A certain culture initially contains 10,000 bacteria and increase by 20% after every hour.
A) What will be the formula for numbers N(t) of bacteria after "t" hours?
B) How many bacteria are in culture at the end of 10 hours?
Every hour, the amount is increased by 20%, meaning it's multiplied by 1.2
So,
N(t) = N(initial)*((1.2)^t)
= 10000*((1.2)^t)
So every hour the number gets multiplied with an additional 1.2
When t = 10,
N(10) = 10000*((1.2)^10)
= 10000*6.191
= 61,910
Exponential Growth:
N(t) = N ∙ ( 1 + r )ᵗ
N = initial amount
r = growth rate
t = time elapsed
In this case:
N = 10,000
r = 20% = 20 / 100 = 0.2
A)
N(t) = 10,000 ∙ ( 1 + 0.2 )ᵗ
N(t) = 10,000 ∙ 1.2 ᵗ
B)
N(10) = 10,000 ∙ 1.2 ¹⁰ = 10,000 ∙ 1.2 ¹⁰ = 10,000 ∙ 6.1917364224 = 61,917.364224
Approx.
62,000
A) The formula for the number of bacteria N(t) after "t" hours can be calculated using exponential growth formula:
N(t) = N0 * (1 + r)^t
Where:
N(t) is the number of bacteria after t hours
N0 is the initial number of bacteria (10,000 in this case)

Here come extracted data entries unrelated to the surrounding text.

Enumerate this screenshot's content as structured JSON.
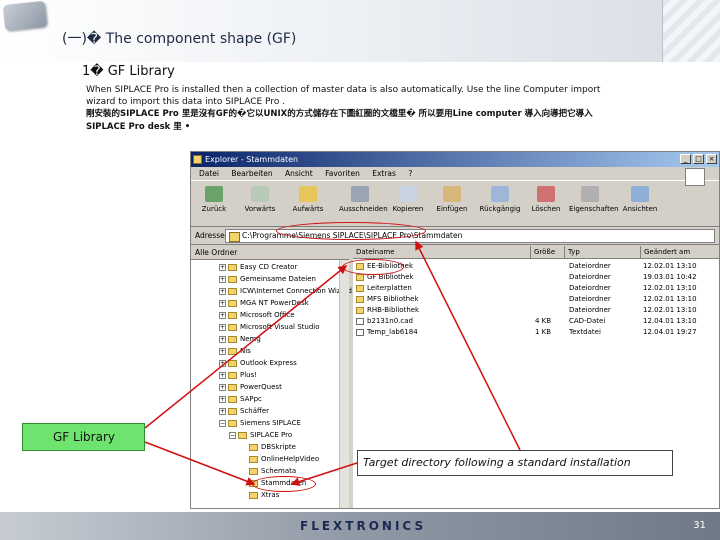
{
  "slide": {
    "title": "(一)� The component shape (GF)",
    "subtitle": "1� GF Library",
    "para_en_1": "When SIPLACE Pro is installed then a collection of master data is also automatically. Use the line Computer import",
    "para_en_2": "wizard to import this data into SIPLACE Pro .",
    "para_cn_1": "剛安裝的SIPLACE Pro 里是沒有GF的�它以UNIX的方式儲存在下圖紅圈的文檔里� 所以要用Line computer 導入向導把它導入",
    "para_cn_2": "SIPLACE Pro desk 里 •",
    "gf_label": "GF Library",
    "target_label": "Target directory following a standard installation",
    "footer_logo": "FLEXTRONICS",
    "page_number": "31"
  },
  "explorer": {
    "window_title": "Explorer - Stammdaten",
    "menu": [
      "Datei",
      "Bearbeiten",
      "Ansicht",
      "Favoriten",
      "Extras",
      "?"
    ],
    "toolbar": [
      "Zurück",
      "Vorwärts",
      "Aufwärts",
      "Ausschneiden",
      "Kopieren",
      "Einfügen",
      "Rückgängig",
      "Löschen",
      "Eigenschaften",
      "Ansichten"
    ],
    "address_label": "Adresse",
    "address_value": "C:\\Programme\\Siemens SIPLACE\\SIPLACE Pro\\Stammdaten",
    "tree_header": "Alle Ordner",
    "tree": [
      {
        "label": "Easy CD Creator"
      },
      {
        "label": "Gemeinsame Dateien"
      },
      {
        "label": "ICW\\Internet Connection Wizard"
      },
      {
        "label": "MGA NT PowerDesk"
      },
      {
        "label": "Microsoft Office"
      },
      {
        "label": "Microsoft Visual Studio"
      },
      {
        "label": "Nemg"
      },
      {
        "label": "Nis"
      },
      {
        "label": "Outlook Express"
      },
      {
        "label": "Plus!"
      },
      {
        "label": "PowerQuest"
      },
      {
        "label": "SAPpc"
      },
      {
        "label": "Schäffer"
      },
      {
        "label": "Siemens SIPLACE"
      },
      {
        "label": "SIPLACE Pro"
      },
      {
        "label": "DBSkripte"
      },
      {
        "label": "OnlineHelpVideo"
      },
      {
        "label": "Schemata"
      },
      {
        "label": "Stammdaten"
      },
      {
        "label": "Xtras"
      }
    ],
    "columns": [
      "Dateiname",
      "Größe",
      "Typ",
      "Geändert am"
    ],
    "files": [
      {
        "name": "EE-Bibliothek",
        "size": "",
        "type": "Dateiordner",
        "date": "12.02.01 13:10"
      },
      {
        "name": "GF Bibliothek",
        "size": "",
        "type": "Dateiordner",
        "date": "19.03.01 10:42"
      },
      {
        "name": "Leiterplatten",
        "size": "",
        "type": "Dateiordner",
        "date": "12.02.01 13:10"
      },
      {
        "name": "MFS Bibliothek",
        "size": "",
        "type": "Dateiordner",
        "date": "12.02.01 13:10"
      },
      {
        "name": "RHB-Bibliothek",
        "size": "",
        "type": "Dateiordner",
        "date": "12.02.01 13:10"
      },
      {
        "name": "b2131n0.cad",
        "size": "4 KB",
        "type": "CAD-Datei",
        "date": "12.04.01 13:10"
      },
      {
        "name": "Temp_lab6184",
        "size": "1 KB",
        "type": "Textdatei",
        "date": "12.04.01 19:27"
      }
    ]
  }
}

r is the growth rate per hour (20% or 0.2 as a decimal)
t is the number of hours
Therefore, the formula for N(t) becomes:
N(t) = 10,000 * (1 + 0.2)^t
B) Now, we need to find out the number of bacteria in the culture at the end of 10 hours.
Using the formula from part A:
N(10) = 10,000 * (1 + 0.2)^10
Calculating further:
N(10) = 10,000 * (1.2)^10
N(10) = 10,000 * 6.1917364224
N(10) ≈ 61,917.36
Therefore, there are approximately 61,917 bacteria in the culture at the end of 10 hours.
A) To find the formula for the number of bacteria after "t" hours, we need to consider that the number of bacteria increases by 20% after every hour.
Let's start with the initial number of bacteria, which is 10,000. After 1 hour, the number of bacteria increases by 20%, which means it becomes 10,000 + 20% of 10,000.
20% of 10,000 is calculated by multiplying 10,000 by 0.20, which gives us 2,000. So, after 1 hour, the total number of bacteria becomes 10,000 + 2,000 = 12,000.
Now, after 2 hours, the number of bacteria increases by 20% again, which means it will become 12,000 + 20% of 12,000.
We can continue this pattern for any number of hours. The formula to calculate the number of bacteria after "t" hours is:
N(t) = 10,000 * (1 + 0.20)^t
Here, (1 + 0.20) represents an increase of 20% after each hour, and "t" denotes the number of hours.
B) Now, let's use the formula to find the number of bacteria at the end of 10 hours. Plug in "t = 10" into the formula:
N(10) = 10,000 * (1 + 0.20)^10
= 10,000 * (1.20)^10
To calculate (1.20)^10, you can raise 1.20 to the power of 10, either by using a calculator or by multiplying 1.20 by itself 10 times. Doing the calculation gives us approximately 61,917.98.
Now, multiply 10,000 by 61,917.98 to get the final answer:
N(10) ≈ 10,000 * 61,917.98
≈ 619,179,800
Therefore, there will be approximately 619,179,800 bacteria in the culture at the end of 10 hours.